If the closures go ahead, places at Hackney children’s centres will reduce by a third.

Oldhill children’s centre in Clapton and Hillside children’s centre are also facing a reduction to term-time-only childcare services.

“The options are closed off, and make it sound like there’s no other choice,” said Aguilera.

She pointed to the Hackney Commission into Affordable Childcare, which detailed possible savings in childcare services, but said “none of those were mentioned in the survey questions”.

“Hackney is the third poorest borough in London – we need these affordable childcare places,” Aguilera added. “It pays back.
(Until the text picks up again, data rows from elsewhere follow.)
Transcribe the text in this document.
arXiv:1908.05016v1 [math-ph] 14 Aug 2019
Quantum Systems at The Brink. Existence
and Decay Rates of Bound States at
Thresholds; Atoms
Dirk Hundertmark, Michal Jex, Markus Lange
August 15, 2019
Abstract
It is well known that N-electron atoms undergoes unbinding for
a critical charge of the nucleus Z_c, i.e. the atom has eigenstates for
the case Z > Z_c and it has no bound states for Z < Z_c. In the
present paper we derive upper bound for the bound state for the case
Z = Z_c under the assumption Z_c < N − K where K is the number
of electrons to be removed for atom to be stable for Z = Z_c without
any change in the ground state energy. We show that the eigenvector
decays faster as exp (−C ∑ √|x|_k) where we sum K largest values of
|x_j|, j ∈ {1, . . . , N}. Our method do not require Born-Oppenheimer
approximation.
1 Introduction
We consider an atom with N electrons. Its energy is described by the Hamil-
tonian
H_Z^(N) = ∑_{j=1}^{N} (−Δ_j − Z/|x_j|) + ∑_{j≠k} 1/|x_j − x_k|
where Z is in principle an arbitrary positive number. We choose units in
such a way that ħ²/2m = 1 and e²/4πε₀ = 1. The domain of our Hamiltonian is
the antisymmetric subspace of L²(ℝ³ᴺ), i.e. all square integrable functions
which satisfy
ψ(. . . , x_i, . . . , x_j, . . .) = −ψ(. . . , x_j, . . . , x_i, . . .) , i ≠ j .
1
It’s an investment.”

Aguilera concluded by saying that closing Fernbank and Sebright would be “an act of social vandalism”.

A Hackney Council spokesperson said: “In 2021/2022, we spent on average £666 per year per child aged 0-4 years, the second highest in London, compared to an average £242 spent per child in similar boroughs. This is because Hackney has continued to subsidise childcare in children’s centres, unlike most local authorities. The proposals to remove surplus places from children’s centres should support the sustainability of the remaining children’s centres and the wider sector.”

They added: “There are sufficient places for children to take up their funded entitlement from April, and we will continue to monitor places before we proceed with the proposed changes.”

You can find the consultation at consultation.hackney.gov.uk/children-education/childrens-centres-consultation.

Update: this article was amended at 5.10pm on 12 April to add a further comment from the council regarding childcare and the consultation, and to change the savings figure to £4m from the £5.5m stated previously.